Article 10. Subrogation
If a Contracting Party or its designated agency makes a payment to its own investor under a guarantee against noncommercial risks it has accorded in respect of an investment in the territory of the other Contracting Party, the host Party shall recognise the assignment, whether under the law or pursuant to a legal transaction to the former Contracting Party of all the rights and claims resulting from such an investment, and shall recognise that the former Contracting Party or its designated agency is entitled to exercise such rights and enforce such claims by virtue of subrogation, to the same extent as the original investor.
Article 11. Scope of the Agreement
(1) If the provisions of law of either Contracting Party or obligations under international law existing at present or established hereafter between the Contracting Parties in addition to the present Agreement contain a regulation, whether general or specific, entitling investments by investors of the other Contracting Party to a treatment more favourable than is provided for by the present Agreement, such regulation shall to the extent that it is more favourable, prevail over the present Agreement.
(2) This Agreement shall apply to all investments, whether made before or after its entry into force, but shall not apply to any dispute concerning an investment which arose, or any such claim concerning an investment which was settled, before its entry into force.
Article 12. Final Clauses
(1) This Agreement shall enter into force on the thirtieth day after the day on which the Contracting Parties have notified each other that their constitutional requirements for the entry into force of this Agreement have been fulfilled.
(2) This Agreement shall remain in force for a period of twenty years.
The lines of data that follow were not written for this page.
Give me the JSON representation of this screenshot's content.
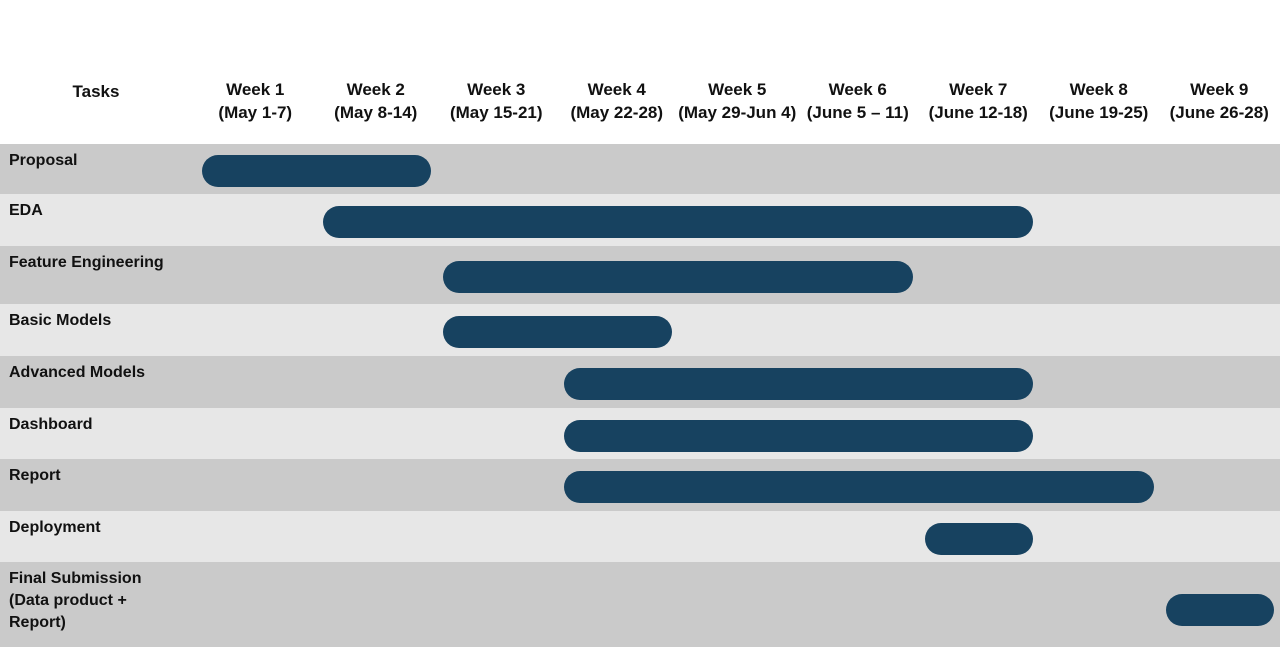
{
  "header": {
    "tasks_label": "Tasks",
    "weeks": [
      {
        "week": "Week 1",
        "dates": "(May 1-7)"
      },
      {
        "week": "Week 2",
        "dates": "(May 8-14)"
      },
      {
        "week": "Week 3",
        "dates": "(May 15-21)"
      },
      {
        "week": "Week 4",
        "dates": "(May 22-28)"
      },
      {
        "week": "Week 5",
        "dates": "(May 29-Jun 4)"
      },
      {
        "week": "Week 6",
        "dates": "(June 5 – 11)"
      },
      {
        "week": "Week 7",
        "dates": "(June 12-18)"
      },
      {
        "week": "Week 8",
        "dates": "(June 19-25)"
      },
      {
        "week": "Week 9",
        "dates": "(June 26-28)"
      }
    ]
  },
  "tasks": [
    {
      "label": "Proposal",
      "start_week": 1,
      "end_week": 2.9
    },
    {
      "label": "EDA",
      "start_week": 2,
      "end_week": 7.9
    },
    {
      "label": "Feature Engineering",
      "start_week": 3,
      "end_week": 6.9
    },
    {
      "label": "Basic Models",
      "start_week": 3,
      "end_week": 4.9
    },
    {
      "label": "Advanced Models",
      "start_week": 4,
      "end_week": 7.9
    },
    {
      "label": "Dashboard",
      "start_week": 4,
      "end_week": 7.9
    },
    {
      "label": "Report",
      "start_week": 4,
      "end_week": 8.9
    },
    {
      "label": "Deployment",
      "start_week": 7,
      "end_week": 7.9
    },
    {
      "label": "Final Submission (Data product + Report)",
      "start_week": 9,
      "end_week": 9.9
    }
  ],
  "colors": {
    "bar": "#174260",
    "row_dark": "#cacaca",
    "row_light": "#e7e7e7"
  }
}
Thereafter it shall remain in force for twelve months from the date on which either Contracting Party has in writing notified the other Contracting Party of its decision to terminate this Agreement.
(3) In respect of investments made prior to the date when the notice of termination of this Agreement becomes effective, the provisions of Articles 1 to 11 remain in force for a further period of twenty years from the date of notification referred to in paragraph (2) of this Article.
Conclusion
Done at Helsinksi on 14th September 1998 in two originals in the English language.
For the Government of the Republic of Finland
For the Government of the Republic of South Africa
Attachments
PROTOCOL TO THE AGREEMENT BETWEEN THE GOVERNMENT OF THE REPUBLIC OF FINLAND AND THE GOVERNMENT OF THE REPUBLIC OF SOUTH AFRICA ON THE PROMOTION AND RECIPROCAL PROTECTION OF INVESTMENTS
On the signing of the Agreement between the Government of the Republic of Finland and the Government of the Republic of South Africa on the Promotion and Reciprocal Protection of Investments, the undersigned representatives have, in addition, agreed on the following provisions, which shall constitute an integral part of the Agreement:
With reference to Article 6
It is confirmed that the provisions relating to transfers under Article 6 shall not be applicable to natural persons who are nationals of the Republic of Finland to the extent that such provisions are incompatible with the foreign exchange restrictions on foreign nationals with permanent residence and having immigrated to the Republic of South Africa, in force on the date of entry into force of the Agreement.
The exemptions to Article 6 provided for in terms of this Protocol shall automatically terminate for each restriction upon removal of such restriction.
Done at Helsinksi on 14th September 1998 in two originals in the English language.